Young engineers highlighted as UK’s most promising entrepreneurs

Amit Katwala

​The inventor of a tool for automating complex manufacturing was among the finalists in a search for the UK’s most promising entrepreneur.

The Royal Academy of Engineering Enterprise Hub's Launchpad competition was a nationwide search for the UK’s greatest entrepreneurs in engineering and technology, between the ages of 19 and 25.

Nick Schweitzer, the 25-year-old inventor of a machine learning tool to help brands uncover new ideas, was named the winner. The three finalists also included 25-year-old Jack Pearson of EngX, a company which is developing a tool for automating complex manufacturing, and which sprung out of a research project at the University of Bristol.

EngX have created a hybrid manufacturing process that integrates 3D printing, assembly and wiring of products in one unit. In the case of a drone, it could 3D print the outer shell, insert electrical components and wire them together. It uses a modular system to switch between tools depending on what’s required.

“This really fits into a black hole in manufacturing,” Pearson told Professional Engineering. He said it would be useful for custom products or smaller volumes of 10 to 500, especially as electronics become embedded in more and more device as part of the Internet of Things. Prosthetics and robotics are two potential applications.
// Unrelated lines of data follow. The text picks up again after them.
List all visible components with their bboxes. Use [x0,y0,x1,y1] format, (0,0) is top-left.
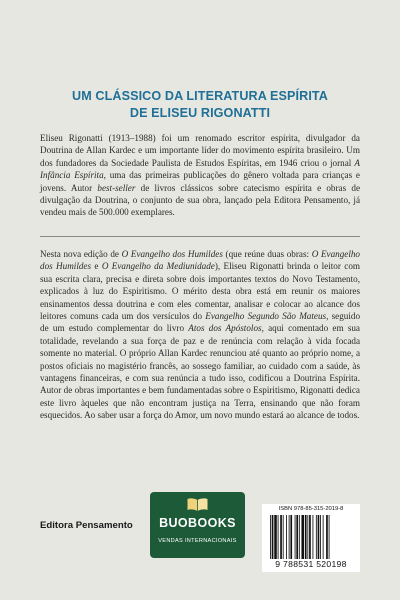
section-divider [40,236,360,237]
headline [0,88,400,122]
headline-line-2: DE ELISEU RIGONATTI [129,106,271,120]
book-description-paragraph: Nesta nova edição de O Evangelho dos Humildes (que reúne duas obras: O Evangelho dos Humildes e O Evangelho da Mediunidade), Eliseu Rigonatti brinda o leitor com sua escrita clara, precisa e direta sobre dois importantes textos do Novo Testamento, explicados à luz do Espiritismo. O mérito desta obra está em reunir os maiores ensinamentos dessa doutrina e com eles comentar, analisar e colocar ao alcance dos leitores comuns cada um dos versículos do Evangelho Segundo São Mateus, seguido de um estudo complementar do livro Atos dos Apóstolos, aqui comentado em sua totalidade, revelando a sua força de paz e de renúncia com relação à vida focada somente no material. O próprio Allan Kardec renunciou até quanto ao próprio nome, a postos oficiais no magistério francês, ao sossego familiar, ao cuidado com a saúde, às vantagens financeiras, e com sua renúncia a tudo isso, codificou a Doutrina Espírita. Autor de obras importantes e bem fundamentadas sobre o Espiritismo, Rigonatti dedica este livro àqueles que não encontram justiça na Terra, ensinando que não foram esquecidos. Ao saber usar a força do Amor, um novo mundo estará ao alcance de todos. [40,249,361,421]
isbn-barcode-box [262,504,360,572]
book-emblem-icon [186,497,209,513]
buobooks-badge [150,492,245,558]
publisher-name: Editora Pensamento [40,520,133,531]
author-bio-paragraph: Eliseu Rigonatti (1913–1988) foi um renomado escritor espírita, divulgador da Doutrina de Allan Kardec e um importante líder do movimento espírita brasileiro. Um dos fundadores da Sociedade Paulista de Estudos Espíritas, em 1946 criou o jornal A Infância Espírita, uma das primeiras publicações do gênero voltada para crianças e jovens. Autor best-seller de livros clássicos sobre catecismo espírita e obras de divulgação da Doutrina, o conjunto de sua obra, lançado pela Editora Pensamento, já vendeu mais de 500.000 exemplares. [40,133,360,218]
badge-tagline: VENDAS INTERNACIONAIS [158,538,237,544]
isbn-digits: 9 788531 520198 [275,559,347,569]
isbn-label: ISBN 978-85-315-2019-8 [278,506,344,512]
badge-brand: BUOBOOKS [159,516,236,530]
headline-line-1: UM CLÁSSICO DA LITERATURA ESPÍRITA [72,89,328,103]
barcode-icon [268,515,354,559]
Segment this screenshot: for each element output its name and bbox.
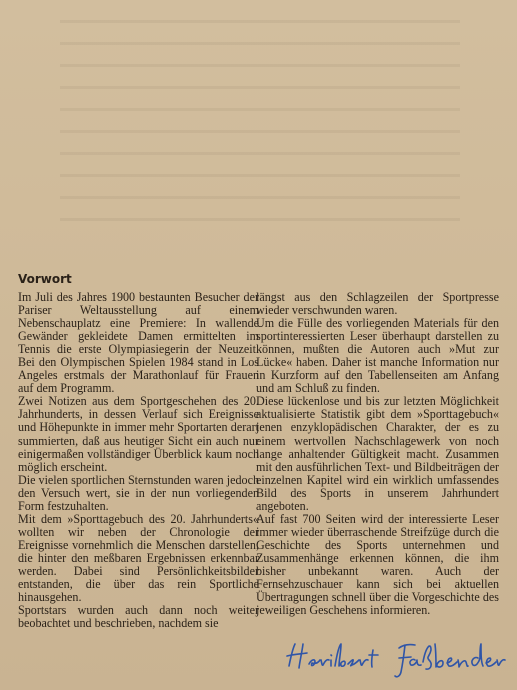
paragraph: Um die Fülle des vorliegenden Materials für den sportinteressierten Leser überhaupt darstellen zu können, mußten die Autoren auch »Mut zur Lücke« haben. Daher ist manche Information nur in Kurzform auf den Tabellenseiten am Anfang und am Schluß zu finden. — [256, 316, 499, 396]
paragraph: Auf fast 700 Seiten wird der interessierte Leser immer wieder überraschende Streifzüge durch die Geschichte des Sports unternehmen und Zusammenhänge erkennen können, die ihm bisher unbekannt waren. Auch der Fernsehzuschauer kann sich bei aktuellen Übertragungen schnell über die Vorgeschichte des jeweiligen Geschehens informieren. — [256, 511, 499, 618]
paragraph: Diese lückenlose und bis zur letzten Möglichkeit aktualisierte Statistik gibt dem »Sporttagebuch« jenen enzyklopädischen Charakter, der es zu einem wertvollen Nachschlagewerk von noch lange anhaltender Gültigkeit macht. Zusammen mit den ausführlichen Text- und Bildbeiträgen der einzelnen Kapitel wird ein wirklich umfassendes Bild des Sports in unserem Jahrhundert angeboten. — [256, 394, 499, 513]
paragraph: Sportstars wurden auch dann noch weiter beobachtet und beschrieben, nachdem sie — [18, 603, 259, 631]
text-column-right — [256, 291, 499, 617]
handwritten-signature — [285, 636, 507, 680]
paragraph: Zwei Notizen aus dem Sportgeschehen des 20. Jahrhunderts, in dessen Verlauf sich Ereignisse und Höhepunkte in immer mehr Sportarten derart summierten, daß aus heutiger Sicht ein auch nur einigermaßen vollständiger Überblick kaum noch möglich erscheint. — [18, 394, 259, 474]
paragraph: längst aus den Schlagzeilen der Sportpresse wieder verschwunden waren. — [256, 290, 499, 318]
paragraph: Mit dem »Sporttagebuch des 20. Jahrhunderts« wollten wir neben der Chronologie der Ereignisse vornehmlich die Menschen darstellen, die hinter den meßbaren Ergebnissen erkennbar werden. Dabei sind Persönlichkeitsbilder entstanden, die über das rein Sportliche hinausgehen. — [18, 511, 259, 605]
section-heading: Vorwort — [18, 272, 72, 286]
show-through-text — [60, 20, 460, 240]
text-column-left — [18, 291, 259, 630]
paragraph: Im Juli des Jahres 1900 bestaunten Besucher der Pariser Weltausstellung auf einem Nebenschauplatz eine Premiere: In wallende Gewänder gekleidete Damen ermittelten im Tennis die erste Olympiasiegerin der Neuzeit. Bei den Olympischen Spielen 1984 stand in Los Angeles erstmals der Marathonlauf für Frauen auf dem Programm. — [18, 290, 259, 396]
paragraph: Die vielen sportlichen Sternstunden waren jedoch den Versuch wert, sie in der nun vorliegenden Form festzuhalten. — [18, 472, 259, 513]
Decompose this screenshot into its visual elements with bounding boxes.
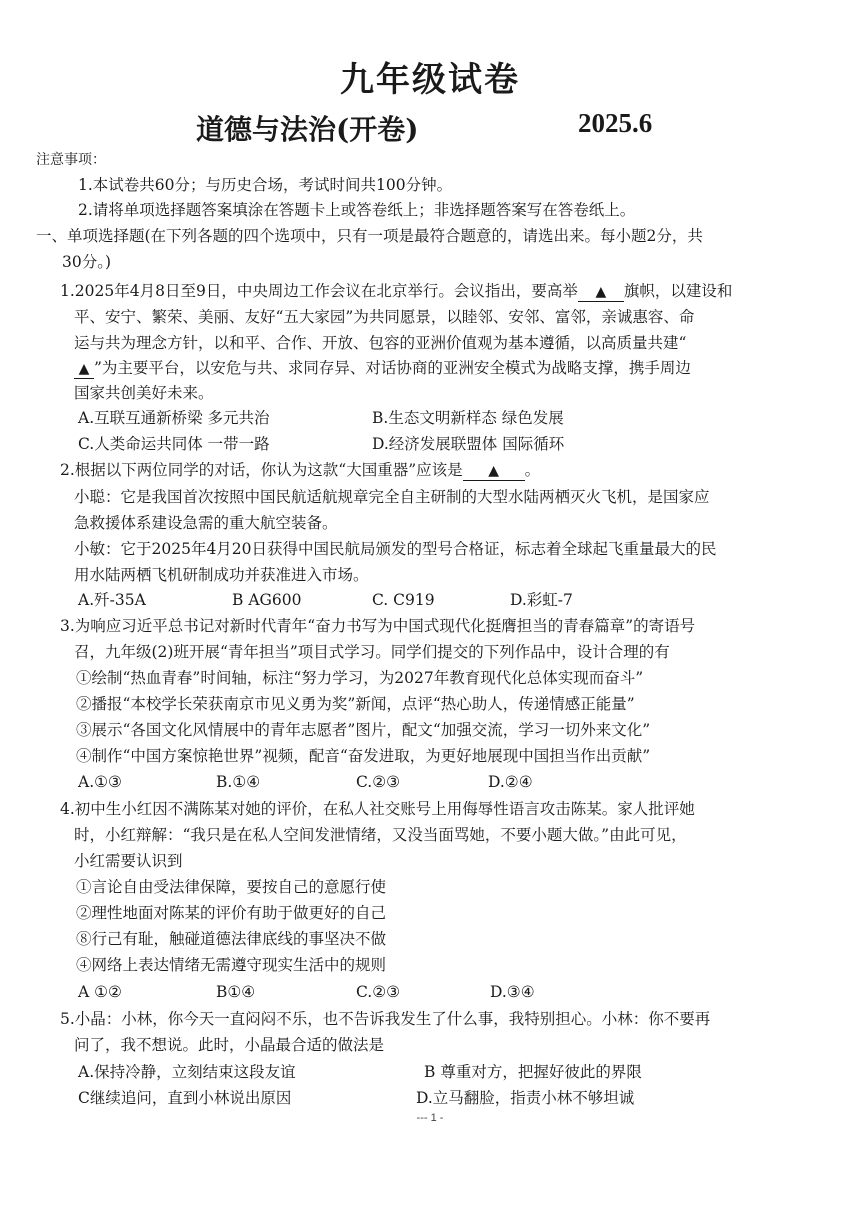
- option-a: A.保持冷静，立刻结束这段友谊: [78, 1063, 296, 1081]
- question-2-text: 。: [524, 461, 541, 479]
- question-1-text: 旗帜，以建设和: [623, 282, 733, 300]
- question-2-line: 小敏：它于2025年4月20日获得中国民航局颁发的型号合格证，标志着全球起飞重量最大的民: [74, 540, 717, 558]
- option-d: D.立马翻脸，指责小林不够坦诚: [416, 1089, 635, 1107]
- question-4-line: 4.初中生小红因不满陈某对她的评价，在私人社交账号上用侮辱性语言攻击陈某。家人批评她: [60, 800, 695, 818]
- question-1-line: 运与共为理念方针，以和平、合作、开放、包容的亚洲价值观为基本遵循，以高质量共建“: [74, 334, 687, 352]
- section-heading: 一、单项选择题(在下列各题的四个选项中，只有一项是最符合题意的，请选出来。每小题2分，共: [36, 227, 703, 245]
- option-c: C. C919: [372, 591, 435, 609]
- option-d: D.彩虹-7: [510, 591, 573, 609]
- option-c: C继续追问，直到小林说出原因: [78, 1089, 292, 1107]
- question-1-line: [74, 358, 691, 379]
- question-2-text: 2.根据以下两位同学的对话，你认为这款“大国重器”应该是: [60, 461, 463, 479]
- statement-item: ③展示“各国文化风情展中的青年志愿者”图片，配文“加强交流，学习一切外来文化”: [76, 721, 651, 739]
- option-d: D.③④: [490, 983, 535, 1001]
- statement-item: ④网络上表达情绪无需遵守现实生活中的规则: [76, 956, 387, 974]
- question-2-line: 急救援体系建设急需的重大航空装备。: [74, 514, 338, 532]
- note-item: 1.本试卷共60分；与历史合场，考试时间共100分钟。: [78, 176, 453, 194]
- option-d: D.②④: [488, 773, 533, 791]
- option-a: A.歼-35A: [78, 591, 146, 609]
- question-1-line: 平、安宁、繁荣、美丽、友好“五大家园”为共同愿景，以睦邻、安邻、富邻，亲诚惠容、命: [74, 308, 695, 326]
- question-5-line: 问了，我不想说。此时，小晶最合适的做法是: [74, 1036, 385, 1054]
- notes-heading: 注意事项：: [36, 152, 106, 168]
- option-b: B.生态文明新样态 绿色发展: [372, 409, 564, 427]
- option-b: B 尊重对方，把握好彼此的界限: [424, 1063, 642, 1081]
- question-1-line: 国家共创美好未来。: [74, 384, 214, 402]
- option-b: B①④: [216, 983, 256, 1001]
- exam-subject: 道德与法治(开卷): [196, 113, 419, 146]
- question-4-line: 时，小红辩解：“我只是在私人空间发泄情绪，又没当面骂她，不要小题大做。”由此可见，: [74, 826, 687, 844]
- section-heading-cont: 30分。): [62, 253, 112, 271]
- question-1-text: ”为主要平台，以安危与共、求同存异、对话协商的亚洲安全模式为战略支撑，携手周边: [94, 359, 691, 377]
- statement-item: ①绘制“热血青春”时间轴，标注“努力学习，为2027年教育现代化总体实现而奋斗”: [76, 669, 644, 687]
- question-3-line: 召，九年级(2)班开展“青年担当”项目式学习。同学们提交的下列作品中，设计合理的有: [74, 643, 670, 661]
- question-1-line: [60, 281, 732, 302]
- question-1-text: 1.2025年4月8日至9日，中央周边工作会议在北京举行。会议指出，要高举: [60, 282, 578, 300]
- option-c: C.人类命运共同体 一带一路: [78, 435, 270, 453]
- option-a: A.①③: [78, 773, 122, 791]
- question-2-line: 小聪：它是我国首次按照中国民航适航规章完全自主研制的大型水陆两栖灭火飞机，是国家应: [74, 488, 710, 506]
- question-2-line: [60, 460, 540, 481]
- statement-item: ②播报“本校学长荣获南京市见义勇为奖”新闻，点评“热心助人，传递情感正能量”: [76, 695, 635, 713]
- statement-item: ④制作“中国方案惊艳世界”视频，配音“奋发进取，为更好地展现中国担当作出贡献”: [76, 747, 651, 765]
- statement-item: ⑧行己有耻，触碰道德法律底线的事坚决不做: [76, 930, 387, 948]
- exam-title: 九年级试卷: [340, 60, 520, 100]
- question-2-line: 用水陆两栖飞机研制成功并获准进入市场。: [74, 566, 369, 584]
- option-b: B AG600: [232, 591, 302, 609]
- exam-date: 2025.6: [578, 108, 653, 138]
- answer-blank: ▲: [74, 360, 94, 379]
- page-number: --- 1 -: [416, 1112, 444, 1124]
- option-b: B.①④: [216, 773, 261, 791]
- question-3-line: 3.为响应习近平总书记对新时代青年“奋力书写为中国式现代化挺膺担当的青春篇章”的寄语号: [60, 617, 696, 635]
- option-a: A ①②: [78, 983, 122, 1001]
- note-item: 2.请将单项选择题答案填涂在答题卡上或答卷纸上；非选择题答案写在答卷纸上。: [78, 201, 636, 219]
- question-4-line: 小红需要认识到: [74, 852, 183, 870]
- answer-blank: ▲: [578, 283, 624, 302]
- statement-item: ①言论自由受法律保障，要按自己的意愿行使: [76, 878, 387, 896]
- answer-blank: ▲: [463, 462, 525, 481]
- option-d: D.经济发展联盟体 国际循环: [372, 435, 565, 453]
- option-c: C.②③: [356, 773, 401, 791]
- statement-item: ②理性地面对陈某的评价有助于做更好的自己: [76, 904, 387, 922]
- option-c: C.②③: [356, 983, 401, 1001]
- question-5-line: 5.小晶：小林，你今天一直闷闷不乐，也不告诉我发生了什么事，我特别担心。小林：你不要再: [60, 1010, 711, 1028]
- option-a: A.互联互通新桥梁 多元共治: [78, 409, 270, 427]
The third finalist was 25-year-old Britanny Harris, who was also voted the winner of the People’s Choice Award. Along with a co-founder, she has developed software for monitoring the environmental impact of civil engineering and construction projects.

It brings together data from disparate connected sensors into one piece of software that can monitor and provide a visual sense of environmental factors such as air quality. “It’s been a bit of a constant frustration for us,” she told Professional Engineering. “On construction sites there’s very little monitoring of the environmental side around water quality and vibration impacts.”

She said it wasn’t genuine neglect, but it was sometimes hard for contractors to keep track of. “The idea of the platform is to make it very visual. You’ll track your air quality, for example, and you will get an alert when you’re getting near to your particulate parts per million. The idea is to support contractors in actually being able to respond immediately to those changes communicate.”